Google & YouTube: Owning Search and Video

The "What" YouTube announced a global expansion of its "Hype" feature to 39 countries and continues to dominate TV viewing, capturing 13.4% for the sixth straight month. Google released its August 2025 spam update and fixed a crawling issue that was impacting some websites. For advertisers, Google Ads added loyalty features to boost shopper retention and expanded Performance Max channel reporting to the account level. The company is also building a Duolingo rival into its Translate app and has made its AI-powered video editor, Vids, available to everyone.

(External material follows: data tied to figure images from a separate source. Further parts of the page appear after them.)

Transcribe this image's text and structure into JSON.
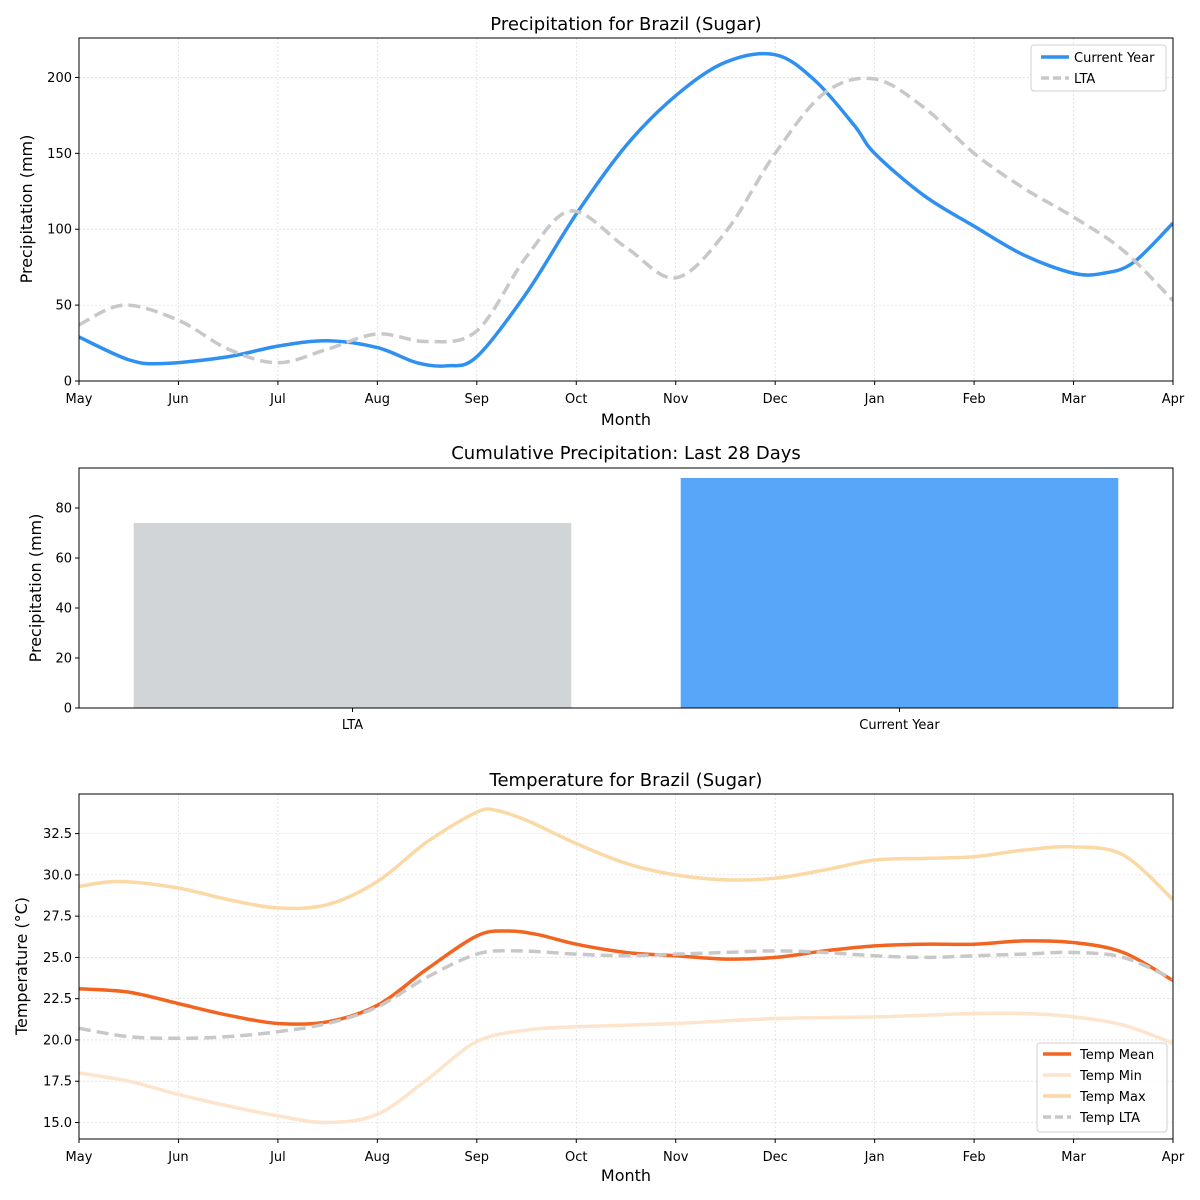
{
  "chart_data": [
    {
      "type": "line",
      "title": "Precipitation for Brazil (Sugar)",
      "xlabel": "Month",
      "ylabel": "Precipitation (mm)",
      "categories": [
        "May",
        "Jun",
        "Jul",
        "Aug",
        "Sep",
        "Oct",
        "Nov",
        "Dec",
        "Jan",
        "Feb",
        "Mar",
        "Apr"
      ],
      "xlim": [
        0,
        11
      ],
      "ylim": [
        0,
        226
      ],
      "yticks": [
        0,
        50,
        100,
        150,
        200
      ],
      "legend": "top-right",
      "series": [
        {
          "name": "Current Year",
          "color": "#3090f0",
          "style": "solid",
          "x": [
            0,
            0.5,
            0.85,
            1.5,
            2,
            2.5,
            3,
            3.4,
            3.7,
            4,
            4.5,
            5,
            5.5,
            6,
            6.5,
            7,
            7.4,
            7.8,
            8,
            8.5,
            9,
            9.5,
            10,
            10.3,
            10.6,
            11
          ],
          "y": [
            29,
            14,
            11.5,
            16,
            23,
            26.5,
            22,
            12,
            10,
            16,
            58,
            110,
            155,
            188,
            210,
            215,
            198,
            168,
            150,
            122,
            102,
            83,
            71,
            71,
            78,
            104
          ]
        },
        {
          "name": "LTA",
          "color": "#c8c8c8",
          "style": "dashed",
          "x": [
            0,
            0.45,
            1,
            1.5,
            2,
            2.5,
            3,
            3.5,
            4,
            4.5,
            4.95,
            5.5,
            6,
            6.5,
            7,
            7.5,
            8,
            8.5,
            9,
            9.5,
            10,
            10.5,
            11
          ],
          "y": [
            37,
            50,
            40,
            21,
            12,
            21,
            31,
            26,
            33,
            82,
            112,
            88,
            68,
            98,
            150,
            190,
            199,
            180,
            150,
            127,
            108,
            86,
            53
          ]
        }
      ]
    },
    {
      "type": "bar",
      "title": "Cumulative Precipitation: Last 28 Days",
      "xlabel": "",
      "ylabel": "Precipitation (mm)",
      "categories": [
        "LTA",
        "Current Year"
      ],
      "values": [
        74,
        92
      ],
      "colors": [
        "#d1d5d8",
        "#58a6fa"
      ],
      "ylim": [
        0,
        96
      ],
      "yticks": [
        0,
        20,
        40,
        60,
        80
      ]
    },
    {
      "type": "line",
      "title": "Temperature for Brazil (Sugar)",
      "xlabel": "Month",
      "ylabel": "Temperature (°C)",
      "categories": [
        "May",
        "Jun",
        "Jul",
        "Aug",
        "Sep",
        "Oct",
        "Nov",
        "Dec",
        "Jan",
        "Feb",
        "Mar",
        "Apr"
      ],
      "xlim": [
        0,
        11
      ],
      "ylim": [
        14,
        34.9
      ],
      "yticks": [
        "15.0",
        "17.5",
        "20.0",
        "22.5",
        "25.0",
        "27.5",
        "30.0",
        "32.5"
      ],
      "legend": "bottom-right",
      "series": [
        {
          "name": "Temp Mean",
          "color": "#f26520",
          "style": "solid",
          "x": [
            0,
            0.5,
            1,
            1.5,
            2,
            2.5,
            3,
            3.5,
            4,
            4.3,
            4.6,
            5,
            5.5,
            6,
            6.5,
            7,
            7.5,
            8,
            8.5,
            9,
            9.5,
            10,
            10.5,
            11
          ],
          "y": [
            23.1,
            22.9,
            22.2,
            21.5,
            21.0,
            21.1,
            22.1,
            24.3,
            26.3,
            26.6,
            26.4,
            25.8,
            25.3,
            25.1,
            24.9,
            25.0,
            25.4,
            25.7,
            25.8,
            25.8,
            26.0,
            25.9,
            25.3,
            23.6
          ]
        },
        {
          "name": "Temp Min",
          "color": "#fde4cc",
          "style": "solid",
          "x": [
            0,
            0.5,
            1,
            1.5,
            2,
            2.5,
            3,
            3.5,
            4,
            4.5,
            5,
            6,
            7,
            8,
            8.5,
            9,
            9.5,
            10,
            10.5,
            11
          ],
          "y": [
            18.0,
            17.5,
            16.7,
            16.0,
            15.4,
            15.0,
            15.5,
            17.6,
            19.9,
            20.6,
            20.8,
            21.0,
            21.3,
            21.4,
            21.5,
            21.6,
            21.6,
            21.4,
            20.9,
            19.8
          ]
        },
        {
          "name": "Temp Max",
          "color": "#fbd9a6",
          "style": "solid",
          "x": [
            0,
            0.4,
            1,
            1.5,
            2,
            2.5,
            3,
            3.5,
            4,
            4.2,
            4.5,
            5,
            5.5,
            6,
            6.5,
            7,
            7.5,
            8,
            8.5,
            9,
            9.5,
            10,
            10.5,
            11
          ],
          "y": [
            29.3,
            29.6,
            29.2,
            28.5,
            28.0,
            28.2,
            29.6,
            32.0,
            33.8,
            33.9,
            33.3,
            31.9,
            30.7,
            30.0,
            29.7,
            29.8,
            30.3,
            30.9,
            31.0,
            31.1,
            31.5,
            31.7,
            31.2,
            28.5
          ]
        },
        {
          "name": "Temp LTA",
          "color": "#c8c8c8",
          "style": "dashed",
          "x": [
            0,
            0.5,
            1,
            1.5,
            2,
            2.5,
            3,
            3.5,
            4,
            4.4,
            5,
            5.5,
            6,
            6.5,
            7,
            7.5,
            8,
            8.5,
            9,
            9.5,
            10,
            10.5,
            11
          ],
          "y": [
            20.7,
            20.2,
            20.1,
            20.2,
            20.5,
            21.0,
            22.0,
            23.8,
            25.2,
            25.4,
            25.2,
            25.1,
            25.2,
            25.3,
            25.4,
            25.3,
            25.1,
            25.0,
            25.1,
            25.2,
            25.3,
            25.0,
            23.7
          ]
        }
      ]
    }
  ]
}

The "So What?" (My Take): My Take: Google and YouTube are fortifying their core businesses. Expanding "Hype" is a classic engagement play designed to create more real-time, event-driven viewing moments, competing directly with live platforms like Twitch and TikTok. Capturing over 13% of all TV viewing is a staggering statistic that confirms YouTube is no longer a secondary screen; it is the primary screen for a massive audience. For advertisers, the new loyalty features in Google Ads are a critical development. It signals a strategic shift from a pure acquisition focus to empowering businesses to increase customer lifetime value—a much more sustainable growth model. This is a direct nod to the SMB champion, providing tools that help with retention, not just endless spending on new clicks. The constant spam updates and bug fixes are the unglamorous but essential work of maintaining the core search product's integrity. As a founder, you don't need to track every algorithmic tweak, but you do need a long-term strategy for creating valuable content that isn't trying to game a system that is constantly changing. Building a real brand and a reachable audience is the only durable SEO strategy. Join other founders and builders getting insights like these delivered to their inbox.

What I'm Watching Next

The signals this week point to a few key collisions I'll be tracking.

First, the platform war over the "inbox." Now that Spotify is in the game, will we see monetization of DMs through ads or sponsored placements? And how will SMBs cope with yet another communication channel to manage? The fragmentation of customer communication is a massive operational headache waiting to happen.

Second, the practical application of AI liability. I’m watching for the first major regulatory fine or court ruling against an AI developer for harmful output. That event will send a shockwave through the industry and separate the pragmatic builders who prepared for it from the idealists who didn't.

Finally, the Amazon-Google ad skirmish. Amazon's return to Google Shopping will make the holiday season more expensive for e-commerce brands. The key question is whether this is a temporary tactic or the start of a new, prolonged cold war for retail ad budgets, and how it will force smaller players to innovate on channels they fully control. The answers will dictate strategy for thousands of businesses in the coming year.